As a founding member of South Coast Repertory, Leslie embodied professionalism, and she was a damn good actor. As a class, we had the privilege to see her perform her craft on SCR’s original LORT stage in Tartuffe; she was magnificent. That same season, we also saw the 1970’s iconic musical, Godspell. These superlative productions were my introduction to professional theatre. Spellbound, I knew this profession had to be a part of my life.
Like a fish out of water in this era of specialization, I resonate with being a Renaissance woman, a Jacqueline-of-all-trades, a creative. I act; I direct; I write. In my younger years, I sang up a storm and danced up the wazoo (look it up, it’s a word.) The use of past tense here does not reflect a sense of defeat, more a lack of practice. After all, a garden gate beautifully adorned and trellised with roses, still gets creaky with disuse.

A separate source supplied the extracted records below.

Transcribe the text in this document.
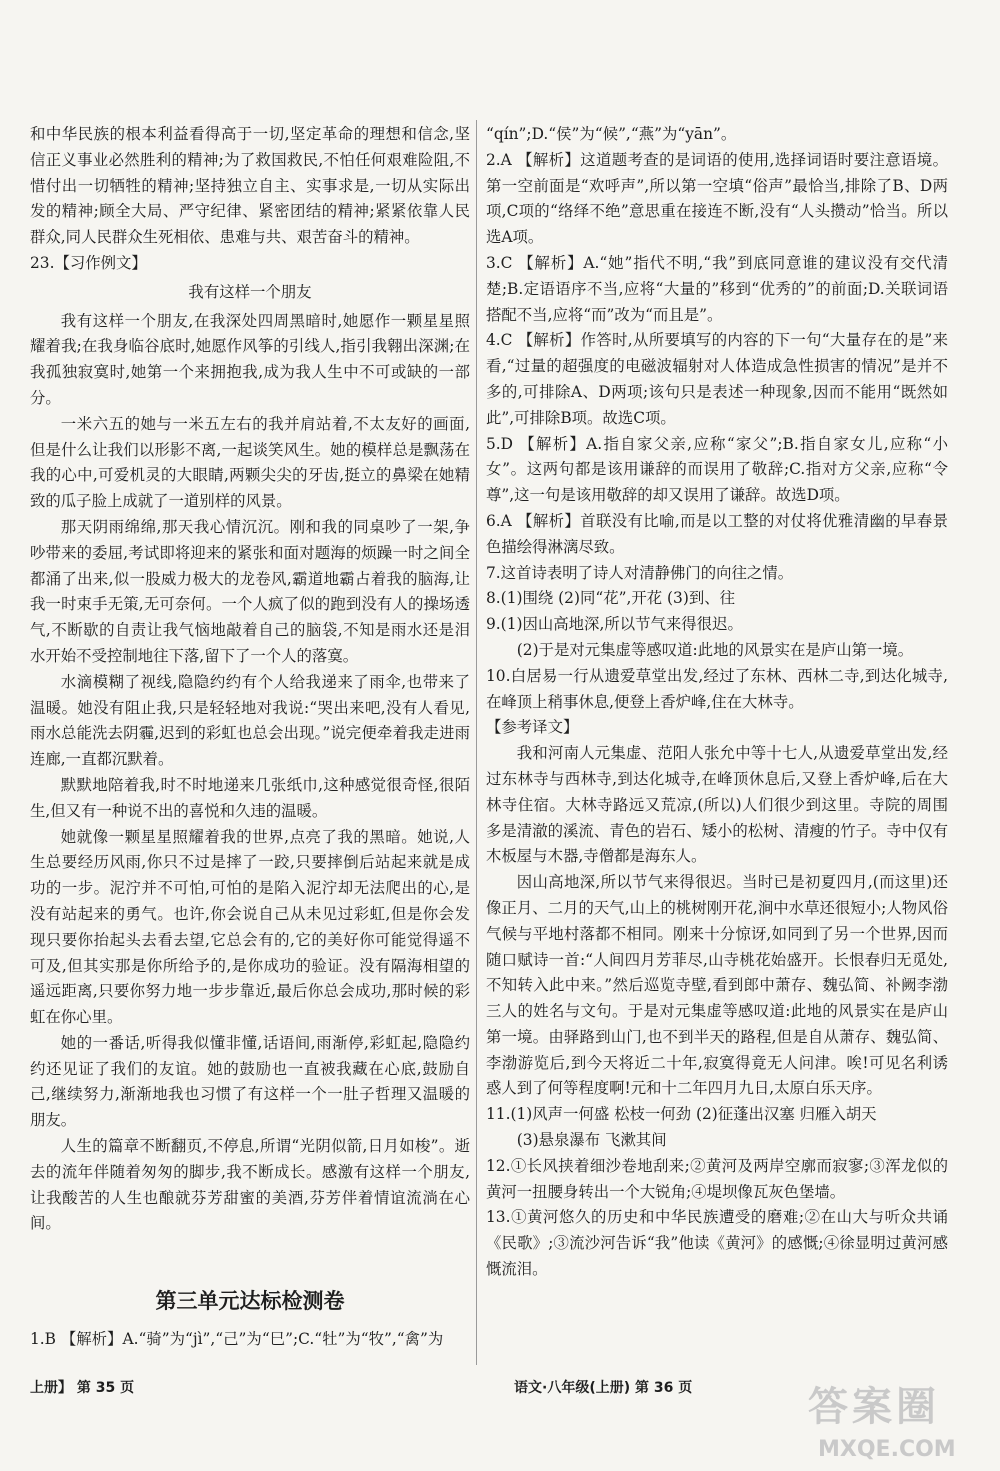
和中华民族的根本利益看得高于一切,坚定革命的理想和信念,坚信正义事业必然胜利的精神;为了救国救民,不怕任何艰难险阻,不惜付出一切牺牲的精神;坚持独立自主、实事求是,一切从实际出发的精神;顾全大局、严守纪律、紧密团结的精神;紧紧依靠人民群众,同人民群众生死相依、患难与共、艰苦奋斗的精神。

23.【习作例文】

我有这样一个朋友

我有这样一个朋友,在我深处四周黑暗时,她愿作一颗星星照耀着我;在我身临谷底时,她愿作风筝的引线人,指引我翱出深渊;在我孤独寂寞时,她第一个来拥抱我,成为我人生中不可或缺的一部分。

一米六五的她与一米五左右的我并肩站着,不太友好的画面,但是什么让我们以形影不离,一起谈笑风生。她的模样总是飘荡在我的心中,可爱机灵的大眼睛,两颗尖尖的牙齿,挺立的鼻梁在她精致的瓜子脸上成就了一道别样的风景。

那天阴雨绵绵,那天我心情沉沉。刚和我的同桌吵了一架,争吵带来的委屈,考试即将迎来的紧张和面对题海的烦躁一时之间全都涌了出来,似一股威力极大的龙卷风,霸道地霸占着我的脑海,让我一时束手无策,无可奈何。一个人疯了似的跑到没有人的操场透气,不断歇的自责让我气恼地敲着自己的脑袋,不知是雨水还是泪水开始不受控制地往下落,留下了一个人的落寞。

水滴模糊了视线,隐隐约约有个人给我递来了雨伞,也带来了温暖。她没有阻止我,只是轻轻地对我说:“哭出来吧,没有人看见,雨水总能洗去阴霾,迟到的彩虹也总会出现。”说完便牵着我走进雨连廊,一直都沉默着。

默默地陪着我,时不时地递来几张纸巾,这种感觉很奇怪,很陌生,但又有一种说不出的喜悦和久违的温暖。

她就像一颗星星照耀着我的世界,点亮了我的黑暗。她说,人生总要经历风雨,你只不过是摔了一跤,只要摔倒后站起来就是成功的一步。泥泞并不可怕,可怕的是陷入泥泞却无法爬出的心,是没有站起来的勇气。也许,你会说自己从未见过彩虹,但是你会发现只要你抬起头去看去望,它总会有的,它的美好你可能觉得遥不可及,但其实那是你所给予的,是你成功的验证。没有隔海相望的遥远距离,只要你努力地一步步靠近,最后你总会成功,那时候的彩虹在你心里。

她的一番话,听得我似懂非懂,话语间,雨渐停,彩虹起,隐隐约约还见证了我们的友谊。她的鼓励也一直被我藏在心底,鼓励自己,继续努力,渐渐地我也习惯了有这样一个一肚子哲理又温暖的朋友。

人生的篇章不断翻页,不停息,所谓“光阴似箭,日月如梭”。逝去的流年伴随着匆匆的脚步,我不断成长。感激有这样一个朋友,让我酸苦的人生也酿就芬芳甜蜜的美酒,芬芳伴着情谊流淌在心间。

第三单元达标检测卷

1.B 【解析】A.“骑”为“jì”,“己”为“巳”;C.“牡”为“牧”,“禽”为

“qín”;D.“侯”为“候”,“燕”为“yān”。

2.A 【解析】这道题考查的是词语的使用,选择词语时要注意语境。第一空前面是“欢呼声”,所以第一空填“俗声”最恰当,排除了B、D两项,C项的“络绎不绝”意思重在接连不断,没有“人头攒动”恰当。所以选A项。

3.C 【解析】A.“她”指代不明,“我”到底同意谁的建议没有交代清楚;B.定语语序不当,应将“大量的”移到“优秀的”的前面;D.关联词语搭配不当,应将“而”改为“而且是”。

4.C 【解析】作答时,从所要填写的内容的下一句“大量存在的是”来看,“过量的超强度的电磁波辐射对人体造成急性损害的情况”是并不多的,可排除A、D两项;该句只是表述一种现象,因而不能用“既然如此”,可排除B项。故选C项。

5.D 【解析】A.指自家父亲,应称“家父”;B.指自家女儿,应称“小女”。这两句都是该用谦辞的而误用了敬辞;C.指对方父亲,应称“令尊”,这一句是该用敬辞的却又误用了谦辞。故选D项。

6.A 【解析】首联没有比喻,而是以工整的对仗将优雅清幽的早春景色描绘得淋漓尽致。

7.这首诗表明了诗人对清静佛门的向往之情。

8.(1)围绕 (2)同“花”,开花 (3)到、往

9.(1)因山高地深,所以节气来得很迟。

(2)于是对元集虚等感叹道:此地的风景实在是庐山第一境。

10.白居易一行从遗爱草堂出发,经过了东林、西林二寺,到达化城寺,在峰顶上稍事休息,便登上香炉峰,住在大林寺。

【参考译文】

我和河南人元集虚、范阳人张允中等十七人,从遗爱草堂出发,经过东林寺与西林寺,到达化城寺,在峰顶休息后,又登上香炉峰,后在大林寺住宿。大林寺路远又荒凉,(所以)人们很少到这里。寺院的周围多是清澈的溪流、青色的岩石、矮小的松树、清瘦的竹子。寺中仅有木板屋与木器,寺僧都是海东人。

因山高地深,所以节气来得很迟。当时已是初夏四月,(而这里)还像正月、二月的天气,山上的桃树刚开花,涧中水草还很短小;人物风俗气候与平地村落都不相同。刚来十分惊讶,如同到了另一个世界,因而随口赋诗一首:“人间四月芳菲尽,山寺桃花始盛开。长恨春归无觅处,不知转入此中来。”然后巡览寺壁,看到郎中萧存、魏弘简、补阙李渤三人的姓名与文句。于是对元集虚等感叹道:此地的风景实在是庐山第一境。由驿路到山门,也不到半天的路程,但是自从萧存、魏弘简、李渤游览后,到今天将近二十年,寂寞得竟无人问津。唉!可见名利诱惑人到了何等程度啊!元和十二年四月九日,太原白乐天序。

11.(1)风声一何盛 松枝一何劲 (2)征蓬出汉塞 归雁入胡天

(3)悬泉瀑布 飞漱其间

12.①长风挟着细沙卷地刮来;②黄河及两岸空廓而寂寥;③浑龙似的黄河一扭腰身转出一个大锐角;④堤坝像瓦灰色堡墙。

13.①黄河悠久的历史和中华民族遭受的磨难;②在山大与听众共诵《民歌》;③流沙河告诉“我”他读《黄河》的感慨;④徐显明过黄河感慨流泪。

上册】 第 35 页	语文·八年级(上册) 第 36 页	答案圈
MXQE.COM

Film and theatre embody what I love about the craft: individual work combined with collaboration to create something that is unique in its mixture of talents. The collaboration and ensuing camaraderie can be sublime. Like sex, when its good, there’s no other place you’d rather be.
Mahatma Gandhi said, “Happiness is when what you think, what you say, and what you do are in harmony.” The blessing of my life is in realizing the joy in operating from this convergence. I returned to school to honor that which has been a part of me from the beginning, the most authentic part of me: the creative.
I am Empress. I am Goddess. I am Muse. I am hungry, let's eat!